The Acreage Landowners’ Association met Monday, April 2 at the Indian Trail Improvement District office to discuss changes to its outdated Acreage Neighborhood Plan.

Discussion centered on whether to expand the plan to include certain properties such as Callery-Judge Grove.

ALA Director Jay Sweet told the board he’d like to see Callery-Judge included in the plan.

“There’s a good reason to do that,” he said. “They have an approved plan. They have this higher density, this town center if you will, that we can use depending on what our positions are on commercial.”

ALA Government Liaison Mike Erickson was concerned with the idea. “There’s a big difference in referencing it for non-residential elements,” he said, “and trying to incorporate it into the plan.”

Sweet said that the board would need to justify referencing Callery-Judge in the plan. “We have to be careful with it,” he said, “but it would be a separate element.”

Sweet noted that the ALA’s articles of incorporation say that its boundaries are the same as Indian Trail but that the proposed map in the plan is not the same.

Erickson was concerned that the board would be trying to expand the plan to include a lot of property, such as the Sluggett property at the corner of Southern Blvd. and Seminole Pratt Whitney Road, which is not an active unit in Indian Trail.

“I would highly recommend we get an approved, updated plan first,” he said, “and then we can go back in and talk about annexing all kinds of things.
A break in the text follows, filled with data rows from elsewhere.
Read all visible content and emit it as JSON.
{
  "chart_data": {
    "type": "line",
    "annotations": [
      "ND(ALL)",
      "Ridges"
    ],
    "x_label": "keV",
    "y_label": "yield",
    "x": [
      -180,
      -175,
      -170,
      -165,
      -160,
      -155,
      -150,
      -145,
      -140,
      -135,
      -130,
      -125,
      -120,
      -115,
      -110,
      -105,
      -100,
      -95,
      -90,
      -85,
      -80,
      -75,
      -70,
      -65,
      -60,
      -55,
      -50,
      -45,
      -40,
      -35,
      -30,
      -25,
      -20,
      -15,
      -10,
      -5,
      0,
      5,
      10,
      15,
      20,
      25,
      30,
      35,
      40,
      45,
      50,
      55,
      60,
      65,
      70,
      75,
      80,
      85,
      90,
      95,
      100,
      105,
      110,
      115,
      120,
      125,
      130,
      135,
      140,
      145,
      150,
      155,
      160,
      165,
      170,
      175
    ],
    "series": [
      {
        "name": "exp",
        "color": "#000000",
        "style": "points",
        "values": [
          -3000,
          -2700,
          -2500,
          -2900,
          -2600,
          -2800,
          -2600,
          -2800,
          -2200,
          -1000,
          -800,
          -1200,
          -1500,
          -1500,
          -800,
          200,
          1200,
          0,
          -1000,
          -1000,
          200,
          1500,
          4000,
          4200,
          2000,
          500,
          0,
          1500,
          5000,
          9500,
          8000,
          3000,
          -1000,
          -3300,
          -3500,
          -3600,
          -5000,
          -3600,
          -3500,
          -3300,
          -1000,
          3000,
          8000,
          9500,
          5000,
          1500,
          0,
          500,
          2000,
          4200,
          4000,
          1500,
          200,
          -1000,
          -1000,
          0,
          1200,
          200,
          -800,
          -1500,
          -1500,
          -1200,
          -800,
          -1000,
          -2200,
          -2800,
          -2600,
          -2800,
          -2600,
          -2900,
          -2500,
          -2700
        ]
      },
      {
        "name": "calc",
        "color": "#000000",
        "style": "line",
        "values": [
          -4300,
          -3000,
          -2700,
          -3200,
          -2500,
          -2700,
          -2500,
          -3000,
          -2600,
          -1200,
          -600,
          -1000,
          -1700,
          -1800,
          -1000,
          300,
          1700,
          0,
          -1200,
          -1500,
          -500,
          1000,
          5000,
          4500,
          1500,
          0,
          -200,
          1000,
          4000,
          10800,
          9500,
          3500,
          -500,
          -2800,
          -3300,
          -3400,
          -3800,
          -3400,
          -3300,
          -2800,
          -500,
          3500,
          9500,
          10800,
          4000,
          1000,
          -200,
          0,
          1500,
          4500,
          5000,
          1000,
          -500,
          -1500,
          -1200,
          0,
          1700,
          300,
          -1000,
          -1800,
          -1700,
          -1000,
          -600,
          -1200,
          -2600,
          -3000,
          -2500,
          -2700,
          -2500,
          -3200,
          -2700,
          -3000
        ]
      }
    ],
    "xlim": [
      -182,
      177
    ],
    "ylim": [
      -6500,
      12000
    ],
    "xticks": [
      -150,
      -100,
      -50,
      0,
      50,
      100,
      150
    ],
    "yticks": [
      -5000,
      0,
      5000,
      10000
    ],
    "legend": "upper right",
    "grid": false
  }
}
We can reference in the plan contiguous properties.”

But Sweet said that the plan should address the areas that ALA wants to include.

“Annexation into the plan is what you want,” he said. “You don’t want a plan with a spot here, spot here, spot here. By saying ‘we believe this should be part of our plan,’ I believe we’ll have better standing when they come before the county for approval on something.”

Sweet said that the county could then use the neighborhood plan to address the surrounding impact.

“We can’t make someone do something or not do something,” he said, “that is not in our jurisdiction. Even when it is in our jurisdiction, we are a very intense advisory committee. That’s what the plan does. It gives us some legal standing.”

Erickson suggested that the plan include wording that would bring active units under the ALA’s jurisdiction automatically.

“We can very much force and should force,” he said, “that once an area comes in as an active unit of development of Indian Trail, it automatically is incorporated into the plan. We should have that wording in there so we don’t have to go back and get approval.”

However, Callery-Judge isn’t inside the legislative boundaries of Indian Trail, Erickson noted. “And therefore, not anyone can actually be a member of the ALA from there,” he said. “That is a different element.”

Sweet said that a property owner could ask to become a member.

Erickson did agree with Sweet that Callery-Judge is the place to increase services in The Acreage.

“I think that’s the reason we can use it to our advantage,” Sweet said. “We can’t control what goes into Callery-Judge. But we can use what goes in there to control everything else.”

Currently, ALA bylaws say that a member must have joined three months prior to vote. Erickson suggested the board change it to allow recent members to vote on issues only, not elections.

“We could have free sign-ups at the meeting,” he said. “I don’t care about the money.”

Sweet said that the board could take a poll, noting that members must be property owners but that the issue affects everyone.

“It’s a better way to do it,” he said. “That way we don’t have to worry about property ownership.”